Il giorno è poco, serve per campare.

La vita esplode quando si fa notte!

Poi, la tenebra sfuma in un sussurro...

Io m'alzo spento e mangio pane e burro.

 

 

 

Amore al tossicchiar d'una ciabatta

senza promesse di frutti proibiti

qualche festività con i canditi

folli avventure per un can che gratta.

Ricordi al sugo di naftalina

serbati in fondo al vecchio portafoglio

vicino al boccheggiar d'un quadrifoglio

ch'ella colse con ansia, una mattina.

Abito della festa, profumato,

capelli lustri a onor della famiglia

ch'offre liquori, pasticcini e figlia...

Non bello, ma distinto e reputato.

Sulla bilancia: qui, la promozione.

Sull'altro piatto tutto da eguagliare:

un nonno maresciallo e, a quanto pare,

un cugino imbattibile a scopone.

Niente debiti dopo il ventisette!

Ecco la campionessa del rammendo!

Io do... cosa mi date?
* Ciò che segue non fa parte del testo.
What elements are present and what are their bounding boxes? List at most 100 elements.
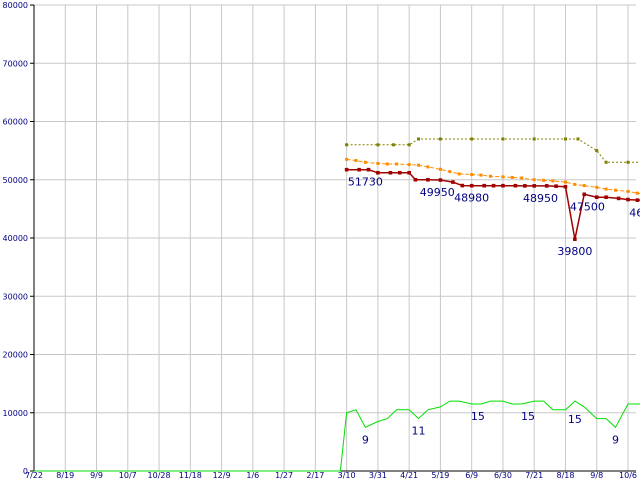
point-min <box>573 237 577 241</box>
point-average <box>354 159 358 163</box>
y-tick-label: 50000 <box>3 176 28 185</box>
point-average <box>479 173 483 177</box>
point-average <box>595 185 599 189</box>
data-label: 39800 <box>557 245 592 258</box>
point-average <box>345 157 349 161</box>
point-max <box>626 160 630 164</box>
data-label: 49950 <box>420 186 455 199</box>
y-tick-label: 40000 <box>3 234 28 243</box>
data-label: 9 <box>362 433 369 446</box>
x-tick-label: 7/22 <box>25 471 43 480</box>
point-min <box>532 184 537 188</box>
x-tick-label: 8/18 <box>556 471 574 480</box>
point-average <box>488 174 492 178</box>
point-max <box>407 143 411 147</box>
point-average <box>510 175 514 179</box>
point-max <box>470 137 474 141</box>
point-average <box>626 189 630 193</box>
point-average <box>542 178 546 182</box>
point-max <box>604 160 608 164</box>
point-min <box>438 178 443 182</box>
x-tick-label: 1/6 <box>246 471 259 480</box>
y-tick-label: 10000 <box>3 409 28 418</box>
point-min <box>426 177 430 182</box>
point-max <box>392 143 396 147</box>
point-min <box>594 195 599 200</box>
point-average <box>613 188 617 192</box>
point-min <box>563 184 568 189</box>
point-min <box>491 183 496 188</box>
point-max <box>563 137 567 141</box>
x-tick-label: 3/10 <box>338 471 356 480</box>
x-tick-label: 3/31 <box>369 471 387 480</box>
point-average <box>385 162 389 166</box>
point-average <box>532 178 536 182</box>
y-tick-label: 60000 <box>3 118 28 127</box>
y-tick-label: 20000 <box>3 351 28 360</box>
point-min <box>397 170 402 175</box>
point-min <box>407 170 411 175</box>
point-min <box>604 195 608 200</box>
point-min <box>388 170 393 175</box>
point-min <box>460 183 465 188</box>
point-min <box>357 167 361 172</box>
point-max <box>438 137 442 141</box>
x-tick-label: 9/8 <box>590 471 603 480</box>
point-average <box>448 170 452 174</box>
point-average <box>635 191 639 195</box>
point-average <box>470 173 474 177</box>
point-max <box>595 149 599 153</box>
point-min <box>554 184 558 188</box>
point-max <box>576 137 580 141</box>
point-min <box>523 184 527 188</box>
point-average <box>426 165 430 169</box>
x-tick-label: 8/19 <box>56 471 74 480</box>
series-line-average <box>346 158 640 195</box>
point-average <box>501 175 505 179</box>
point-min <box>376 170 380 175</box>
point-average <box>457 172 461 176</box>
point-min <box>344 167 349 172</box>
point-average <box>438 167 442 171</box>
point-min <box>451 180 455 184</box>
point-average <box>551 179 555 183</box>
point-average <box>573 182 577 186</box>
point-min <box>635 198 640 202</box>
y-tick-label: 80000 <box>3 1 28 10</box>
x-tick-label: 2/17 <box>306 471 324 480</box>
x-tick-label: 12/9 <box>213 471 231 480</box>
data-label: 15 <box>471 410 485 423</box>
data-label: 51730 <box>348 176 383 189</box>
data-label: 15 <box>568 413 582 426</box>
x-tick-label: 6/9 <box>465 471 478 480</box>
point-average <box>417 163 421 167</box>
data-label: 48980 <box>454 192 489 205</box>
point-average <box>363 160 367 164</box>
x-tick-label: 10/7 <box>119 471 137 480</box>
x-tick-label: 7/21 <box>525 471 543 480</box>
point-min <box>469 183 474 188</box>
series-line-count <box>34 400 640 472</box>
y-tick-label: 70000 <box>3 59 28 68</box>
point-average <box>604 187 608 191</box>
data-label: 48950 <box>523 192 558 205</box>
x-tick-label: 5/19 <box>431 471 449 480</box>
point-min <box>513 183 518 188</box>
y-tick-label: 0 <box>23 467 28 476</box>
point-average <box>407 163 411 167</box>
point-min <box>582 192 587 197</box>
data-label: 47500 <box>570 200 605 213</box>
grid-lines <box>33 4 636 472</box>
point-average <box>376 161 380 165</box>
data-label: 11 <box>412 425 426 438</box>
point-min <box>413 177 418 182</box>
axes: 0 10000 20000 30000 40000 50000 60000 70000 8000… <box>3 1 637 480</box>
y-tick-label: 30000 <box>3 292 28 301</box>
point-max <box>532 137 536 141</box>
series-lines <box>34 137 640 472</box>
point-min <box>482 183 486 188</box>
data-label: 46450 <box>629 206 640 219</box>
point-max <box>376 143 380 147</box>
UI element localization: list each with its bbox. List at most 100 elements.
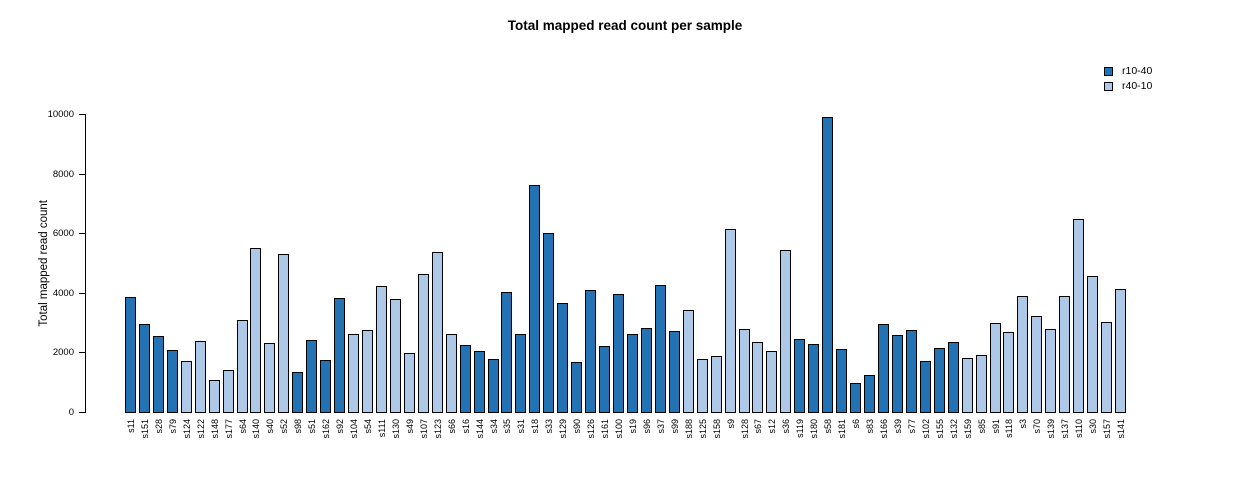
x-tick-label: s111 <box>377 419 387 438</box>
x-tick-label: s129 <box>558 419 568 439</box>
x-tick-label: s6 <box>851 419 861 429</box>
x-tick-label: s35 <box>502 419 512 434</box>
x-tick-label: s100 <box>614 419 624 439</box>
bar <box>139 324 150 413</box>
x-tick-label: s18 <box>530 419 540 434</box>
bar <box>167 350 178 413</box>
x-tick-label: s64 <box>238 419 248 434</box>
x-tick-label: s70 <box>1032 419 1042 434</box>
x-tick-label: s85 <box>977 419 987 434</box>
x-tick-label: s96 <box>642 419 652 434</box>
bar <box>906 330 917 413</box>
x-tick-label: s158 <box>712 419 722 439</box>
bar <box>334 298 345 413</box>
bar <box>306 340 317 413</box>
x-tick-label: s177 <box>224 419 234 439</box>
x-tick-label: s161 <box>600 419 610 439</box>
bar <box>474 351 485 413</box>
x-tick-label: s159 <box>963 419 973 439</box>
x-tick-label: s141 <box>1116 419 1126 439</box>
x-tick-label: s90 <box>572 419 582 434</box>
x-tick-label: s151 <box>140 419 150 439</box>
bar <box>948 342 959 413</box>
legend-swatch-icon <box>1104 67 1113 76</box>
bar <box>920 361 931 413</box>
x-tick-label: s92 <box>335 419 345 434</box>
bar <box>752 342 763 413</box>
x-tick-label: s9 <box>726 419 736 429</box>
bar <box>543 233 554 413</box>
bar <box>362 330 373 413</box>
bar <box>794 339 805 413</box>
legend-label: r40-10 <box>1122 80 1153 92</box>
chart-title: Total mapped read count per sample <box>507 18 743 33</box>
bar <box>432 252 443 413</box>
x-tick-label: s40 <box>265 419 275 434</box>
y-tick-label: 10000 <box>47 109 74 120</box>
bar <box>1087 276 1098 413</box>
x-tick-label: s128 <box>740 419 750 439</box>
x-tick-label: s33 <box>544 419 554 434</box>
x-tick-label: s162 <box>321 419 331 439</box>
x-tick-label: s102 <box>921 419 931 439</box>
x-tick-label: s36 <box>781 419 791 434</box>
bar <box>571 362 582 413</box>
x-tick-label: s148 <box>210 419 220 439</box>
x-tick-label: s11 <box>126 419 136 433</box>
bar <box>390 299 401 413</box>
bar <box>488 359 499 413</box>
x-tick-label: s104 <box>349 419 359 439</box>
bar <box>446 334 457 413</box>
bar <box>292 372 303 413</box>
x-tick-label: s67 <box>753 419 763 434</box>
x-tick-label: s140 <box>251 419 261 439</box>
x-tick-label: s52 <box>279 419 289 434</box>
bar <box>1017 296 1028 413</box>
legend: r10-40 r40-10 <box>1104 64 1152 94</box>
x-tick-label: s122 <box>196 419 206 439</box>
bar <box>627 334 638 413</box>
x-tick-label: s51 <box>307 419 317 434</box>
bar <box>613 294 624 413</box>
x-tick-label: s3 <box>1018 419 1028 429</box>
bar <box>418 274 429 413</box>
x-tick-label: s19 <box>628 419 638 434</box>
y-tick <box>79 233 85 234</box>
bar <box>976 355 987 413</box>
x-tick-label: s123 <box>433 419 443 439</box>
y-axis-title-wrap: Total mapped read count <box>36 114 52 412</box>
y-axis-line <box>85 114 86 413</box>
bar <box>725 229 736 413</box>
x-tick-label: s98 <box>293 419 303 434</box>
x-tick-label: s155 <box>935 419 945 439</box>
bar <box>766 351 777 413</box>
x-tick-label: s37 <box>656 419 666 434</box>
x-tick-label: s34 <box>489 419 499 434</box>
x-tick-label: s58 <box>823 419 833 434</box>
bar <box>250 248 261 413</box>
x-tick-label: s39 <box>893 419 903 434</box>
x-tick-label: s126 <box>586 419 596 439</box>
bar <box>460 345 471 413</box>
x-tick-label: s66 <box>447 419 457 434</box>
bar <box>711 356 722 413</box>
x-tick-label: s125 <box>698 419 708 439</box>
y-tick-label: 0 <box>68 407 74 418</box>
x-tick-label: s16 <box>461 419 471 434</box>
x-tick-label: s28 <box>154 419 164 434</box>
bar <box>223 370 234 413</box>
bar <box>934 348 945 413</box>
bar <box>209 380 220 413</box>
x-tick-label: s54 <box>363 419 373 434</box>
bar <box>515 334 526 413</box>
bar <box>264 343 275 413</box>
bar <box>501 292 512 413</box>
x-tick-label: s99 <box>670 419 680 434</box>
bar <box>892 335 903 413</box>
bar <box>599 346 610 413</box>
x-tick-label: s118 <box>1004 419 1014 438</box>
bar <box>655 285 666 413</box>
x-tick-label: s180 <box>809 419 819 439</box>
bar <box>990 323 1001 413</box>
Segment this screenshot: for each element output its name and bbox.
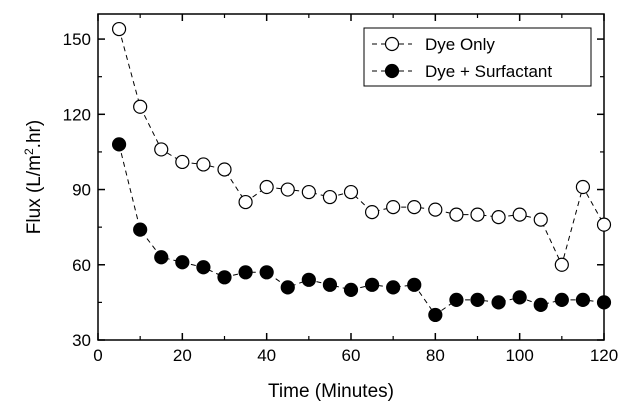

Bene, prendo.

Un patto fra gorgògli d'anisette.

 

Cosa vuoi che ti dica "Trullallà"?

Oppure vuoi che faccia piroette?

O forse "Dolce dama, mi permette..."?

Ma cosa? Tu, neh, dici.... Mah chissà.

Conosco un navigante che non torna,

un sarto che non cuce più un vestito,

un saltimbanco mìsero e imbolsito,

una puttana vecchia che s'adorna.

Non te ne frega niente? Cosa importa,

perchè quella che conta è la poesia,

le rime sono lampi di magìa,

il verso scorre ed apre la tua porta.

Ora faccio sul serio: cuore? Amore!

Nemico? Amico! T'odio. Simpatia....

Ora ti dico il vero. O la bugìa.

Son cinico o m'inebrio di stupore!

Trovi scolpito sopra la mia soglia:

"La strada dell'eccesso va al palazzo

della saggezza". Sono savio e pazzo,

mi so privare e brucio dalla voglia.

Sto concludendo, pochi versi ancora,

non so, potrei riempirli di parole

o di silenzi rumorosi. Vuole

dirti la penna.... nulla, mia signora.

 

 

Gianromolo Sorcagno, patrizio di Peluria,

ama la mortadella, la pàprika e l'anguria,

ama le cameriere castane di capelli,

ama i libri di Busi e i film di Monicelli.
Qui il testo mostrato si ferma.